Desde que a norma Euro 5 passou a valer, em setembro de 2009, motores a diesel na Europa precisam sair de fábrica com filtro de partículas (FAP/DPF). E, mais tarde, com a Euro 6c, em setembro de 2017, a exigência de um filtro de partículas (OPF) também chegou aos carros a gasolina.

Na prática, esse tipo de filtro faz um trabalho importante: retém e queima a fuligem (partículas) dos gases de escape - um poluente altamente nocivo para a saúde. O problema é que, apesar de eficiente, o filtro de partículas virou sinônimo de dor de cabeça para muita gente, com falhas e consertos caros.

Por isso, não é raro ver proprietários optando por remover o sistema. Basta uma busca rápida online para encontrar oficinas anunciando o serviço de anulação física e eletrônica do filtro de partículas.

Só que a remoção do filtro de partículas é ilegal. Ainda assim, em muitos casos, o carro consegue passar na inspeção mesmo sem o dispositivo.

Passar na inspeção sem filtro

A inspeção técnica de veículos é uma competência originária do Estado português, delegada nos centros de inspeção. É o exercício de um poder público, com procedimentos definidos em lei e uso de equipamentos homologados. E é justamente aí que mora o problema.

Neste momento, não estão regulamentados os procedimentos nem os equipamentos necessários para fiscalizar os filtros de partículas. Na prática, os centros de inspeção se limitam a medir a opacidade dos gases de escape com um opacímetro. O limite aplicável é o indicado pelo fabricante; quando esse valor não existe, aplica-se, por exemplo, 0,7 m⁻¹ para veículos mais recentes.
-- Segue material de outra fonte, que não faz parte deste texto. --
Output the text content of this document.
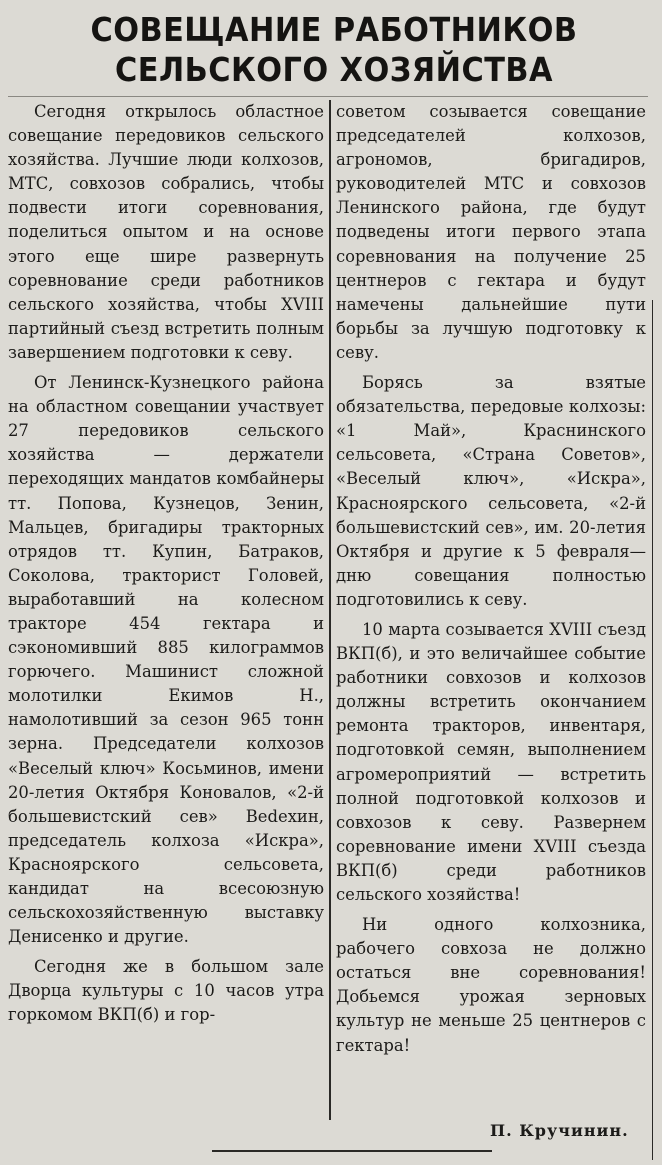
СОВЕЩАНИЕ РАБОТНИКОВ
СЕЛЬСКОГО ХОЗЯЙСТВА

Сегодня открылось областное совещание передовиков сельского хозяйства. Лучшие люди колхозов, МТС, совхозов собрались, чтобы подвести итоги соревнования, поделиться опытом и на основе этого еще шире развернуть соревнование среди работников сельского хозяйства, чтобы XVIII партийный съезд встретить полным завершением подготовки к севу.

От Ленинск-Кузнецкого района на областном совещании участвует 27 передовиков сельского хозяйства — держатели переходящих мандатов комбайнеры тт. Попова, Кузнецов, Зенин, Мальцев, бригадиры тракторных отрядов тт. Купин, Батраков, Соколова, тракторист Головей, выработавший на колесном тракторе 454 гектара и сэкономивший 885 килограммов горючего. Машинист сложной молотилки Екимов Н., намолотивший за сезон 965 тонн зерна. Председатели колхозов «Веселый ключ» Косьминов, имени 20-летия Октября Коновалов, «2-й большевистский сев» Веdeхин, председатель колхоза «Искра», Красноярского сельсовета, кандидат на всесоюзную сельскохозяйственную выставку Денисенко и другие.

Сегодня же в большом зале Дворца культуры с 10 часов утра горкомом ВКП(б) и гор-

советом созывается совещание председателей колхозов, агрономов, бригадиров, руководителей МТС и совхозов Ленинского района, где будут подведены итоги первого этапа соревнования на получение 25 центнеров с гектара и будут намечены дальнейшие пути борьбы за лучшую подготовку к севу.

Борясь за взятые обязательства, передовые колхозы: «1 Май», Краснинского сельсовета, «Страна Советов», «Веселый ключ», «Искра», Красноярского сельсовета, «2-й большевистский сев», им. 20-летия Октября и другие к 5 февраля—дню совещания полностью подготовились к севу.

10 марта созывается XVIII съезд ВКП(б), и это величайшее событие работники совхозов и колхозов должны встретить окончанием ремонта тракторов, инвентаря, подготовкой семян, выполнением агромероприятий — встретить полной подготовкой колхозов и совхозов к севу. Развернем соревнование имени XVIII съезда ВКП(б) среди работников сельского хозяйства!

Ни одного колхозника, рабочего совхоза не должно остаться вне соревнования! Добьемся урожая зерновых культур не меньше 25 центнеров с гектара!

П. Кручинин.
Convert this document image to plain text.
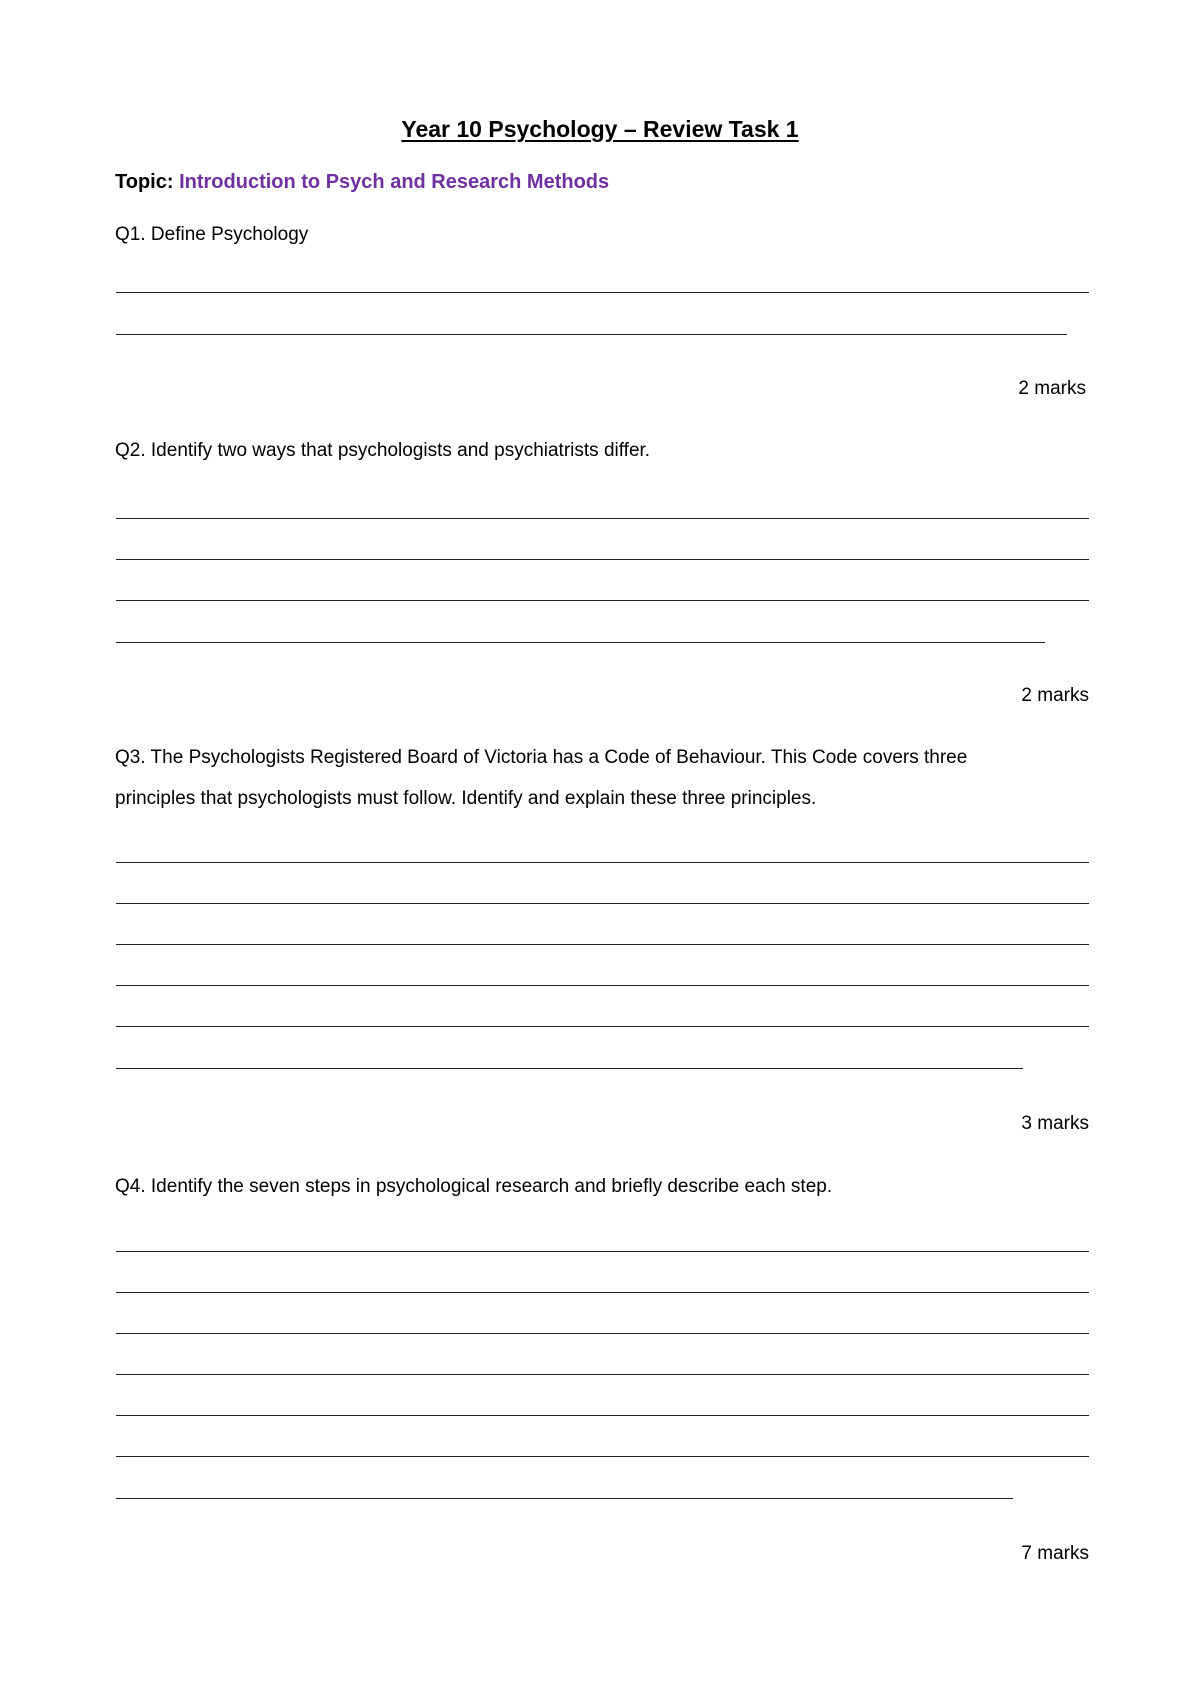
Year 10 Psychology – Review Task 1
Topic: Introduction to Psych and Research Methods
Q1. Define Psychology
2 marks
Q2. Identify two ways that psychologists and psychiatrists differ.
2 marks
Q3. The Psychologists Registered Board of Victoria has a Code of Behaviour. This Code covers three
principles that psychologists must follow. Identify and explain these three principles.
3 marks
Q4. Identify the seven steps in psychological research and briefly describe each step.
7 marks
Se o veículo respeitar esse limite de opacidade - o que costuma ser fácil -, ele pode ser aprovado mesmo com o filtro removido. Isso não legaliza a prática. Apenas expõe uma limitação do modelo de fiscalização atual.

FAP-off com os dias contados

A promessa é antiga, e a entrada em vigor de um novo modelo de fiscalização nas inspeções vem sendo adiada repetidas vezes. Mas, ao que tudo indica, agora vai.
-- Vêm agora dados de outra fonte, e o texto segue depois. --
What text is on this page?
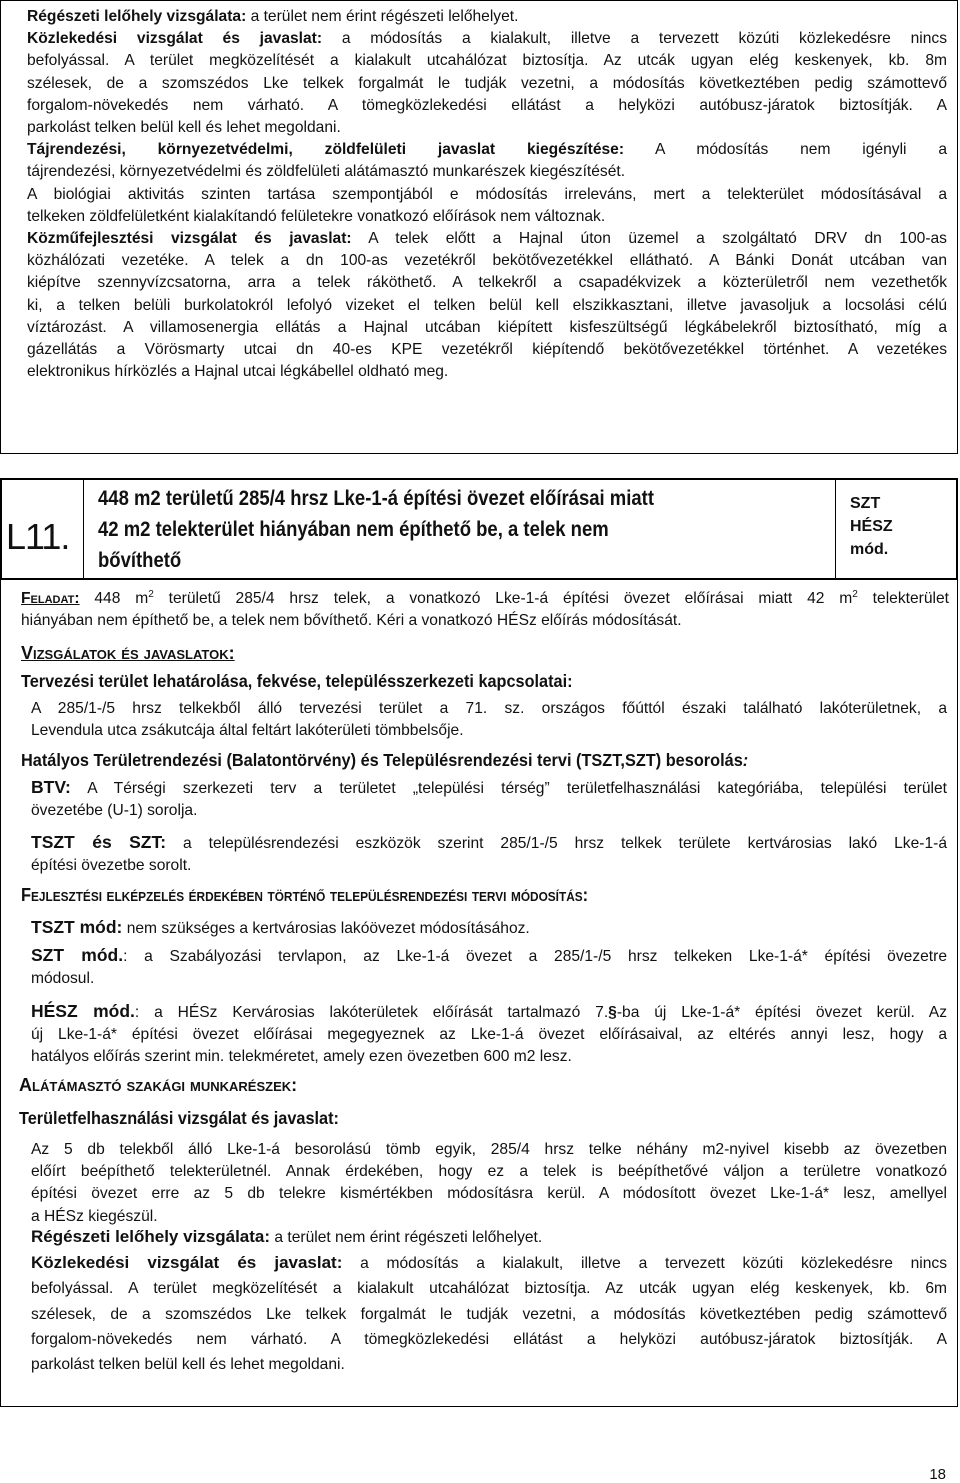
Régészeti lelőhely vizsgálata: a terület nem érint régészeti lelőhelyet.
Közlekedési vizsgálat és javaslat: a módosítás a kialakult, illetve a tervezett közúti közlekedésre nincs
befolyással. A terület megközelítését a kialakult utcahálózat biztosítja. Az utcák ugyan elég keskenyek, kb. 8m
szélesek, de a szomszédos Lke telkek forgalmát le tudják vezetni, a módosítás következtében pedig számottevő
forgalom-növekedés nem várható. A tömegközlekedési ellátást a helyközi autóbusz-járatok biztosítják. A
parkolást telken belül kell és lehet megoldani.
Tájrendezési, környezetvédelmi, zöldfelületi javaslat kiegészítése: A módosítás nem igényli a
tájrendezési, környezetvédelmi és zöldfelületi alátámasztó munkarészek kiegészítését.
A biológiai aktivitás szinten tartása szempontjából e módosítás irreleváns, mert a telekterület módosításával a
telkeken zöldfelületként kialakítandó felületekre vonatkozó előírások nem változnak.
Közműfejlesztési vizsgálat és javaslat: A telek előtt a Hajnal úton üzemel a szolgáltató DRV dn 100-as
közhálózati vezetéke. A telek a dn 100-as vezetékről bekötővezetékkel ellátható. A Bánki Donát utcában van
kiépítve szennyvízcsatorna, arra a telek ráköthető. A telkekről a csapadékvizek a közterületről nem vezethetők
ki, a telken belüli burkolatokról lefolyó vizeket el telken belül kell elszikkasztani, illetve javasoljuk a locsolási célú
víztározást. A villamosenergia ellátás a Hajnal utcában kiépített kisfeszültségű légkábelekről biztosítható, míg a
gázellátás a Vörösmarty utcai dn 40-es KPE vezetékről kiépítendő bekötővezetékkel történhet. A vezetékes
elektronikus hírközlés a Hajnal utcai légkábellel oldható meg.
L11.
448 m2 területű 285/4 hrsz Lke-1-á építési övezet előírásai miatt
42 m2 telekterület hiányában nem építhető be, a telek nem
bővíthető
SZT
HÉSZ
mód.
Feladat: 448 $m^2$ területű 285/4 hrsz telek, a vonatkozó Lke-1-á építési övezet előírásai miatt 42 $m^2$ telekterület
hiányában nem építhető be, a telek nem bővíthető. Kéri a vonatkozó HÉSz előírás módosítását.
Vizsgálatok és javaslatok:
Tervezési terület lehatárolása, fekvése, településszerkezeti kapcsolatai:
A 285/1-/5 hrsz telkekből álló tervezési terület a 71. sz. országos főúttól északi található lakóterületnek, a
Levendula utca zsákutcája által feltárt lakóterületi tömbbelsője.
Hatályos Területrendezési (Balatontörvény) és Településrendezési tervi (TSZT,SZT) besorolás:
BTV: A Térségi szerkezeti terv a területet „települési térség” területfelhasználási kategóriába, települési terület
övezetébe (U-1) sorolja.
TSZT és SZT: a településrendezési eszközök szerint 285/1-/5 hrsz telkek területe kertvárosias lakó Lke-1-á
építési övezetbe sorolt.
Fejlesztési elképzelés érdekében történő településrendezési tervi módosítás:
TSZT mód: nem szükséges a kertvárosias lakóövezet módosításához.
SZT mód.: a Szabályozási tervlapon, az Lke-1-á övezet a 285/1-/5 hrsz telkeken Lke-1-á* építési övezetre
módosul.
HÉSZ mód.: a HÉSz Kervárosias lakóterületek előírását tartalmazó 7.§-ba új Lke-1-á* építési övezet kerül. Az
új Lke-1-á* építési övezet előírásai megegyeznek az Lke-1-á övezet előírásaival, az eltérés annyi lesz, hogy a
hatályos előírás szerint min. telekméretet, amely ezen övezetben 600 m2 lesz.
Alátámasztó szakági munkarészek:
Területfelhasználási vizsgálat és javaslat:
Az 5 db telekből álló Lke-1-á besorolású tömb egyik, 285/4 hrsz telke néhány m2-nyivel kisebb az övezetben
előírt beépíthető telekterületnél. Annak érdekében, hogy ez a telek is beépíthetővé váljon a területre vonatkozó
építési övezet erre az 5 db telekre kismértékben módosításra kerül. A módosított övezet Lke-1-á* lesz, amellyel
a HÉSz kiegészül.
Régészeti lelőhely vizsgálata: a terület nem érint régészeti lelőhelyet.
Közlekedési vizsgálat és javaslat: a módosítás a kialakult, illetve a tervezett közúti közlekedésre nincs
befolyással. A terület megközelítését a kialakult utcahálózat biztosítja. Az utcák ugyan elég keskenyek, kb. 6m
szélesek, de a szomszédos Lke telkek forgalmát le tudják vezetni, a módosítás következtében pedig számottevő
forgalom-növekedés nem várható. A tömegközlekedési ellátást a helyközi autóbusz-járatok biztosítják. A
parkolást telken belül kell és lehet megoldani.
18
A ACAP – Associação Automóvel de Portugal revelou que o Governo está, neste momento, regulamentando a introdução desses equipamentos junto do IMT - Instituto da Mobilidade e dos Transportes Terrestres, que tem tutela direta sobre os centros de inspeção.
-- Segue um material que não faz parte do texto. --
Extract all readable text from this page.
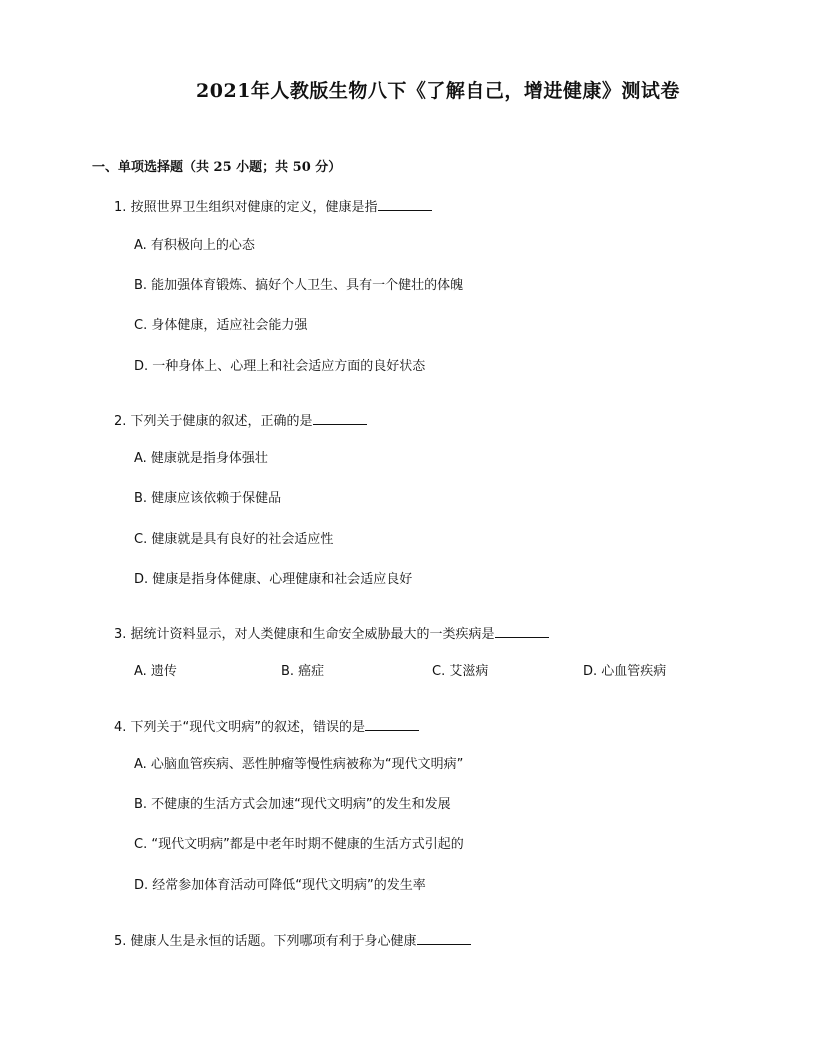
2021年人教版生物八下《了解自己，增进健康》测试卷
一、单项选择题（共 25 小题；共 50 分）
1. 按照世界卫生组织对健康的定义，健康是指
A. 有积极向上的心态
B. 能加强体育锻炼、搞好个人卫生、具有一个健壮的体魄
C. 身体健康，适应社会能力强
D. 一种身体上、心理上和社会适应方面的良好状态
2. 下列关于健康的叙述，正确的是
A. 健康就是指身体强壮
B. 健康应该依赖于保健品
C. 健康就是具有良好的社会适应性
D. 健康是指身体健康、心理健康和社会适应良好
3. 据统计资料显示，对人类健康和生命安全威胁最大的一类疾病是
A. 遗传	B. 癌症	C. 艾滋病	D. 心血管疾病
4. 下列关于“现代文明病”的叙述，错误的是
A. 心脑血管疾病、恶性肿瘤等慢性病被称为“现代文明病”
B. 不健康的生活方式会加速“现代文明病”的发生和发展
C. “现代文明病”都是中老年时期不健康的生活方式引起的
D. 经常参加体育活动可降低“现代文明病”的发生率
5. 健康人生是永恒的话题。下列哪项有利于身心健康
Recebemos uma comunicação a referir que está em fase de implementação o medidor de partículas nos centros de inspeção técnica de veículos.
Hélder Pedro, secretário-geral da ACAP.

Entre as mudanças, está a aprovação de novos equipamentos para medição dos gases de escape e a verificação eletrônica via sistema OBD.

Esses equipamentos permitem identificar emissões acima do limite legal de 250 mil partículas por centímetro cúbico, aplicável a veículos homologados segundo a norma Euro 5b ou superior. Até lá, segue o cenário paradoxal: é ilegal, mas ainda dá para passar na inspeção sem filtro de partículas.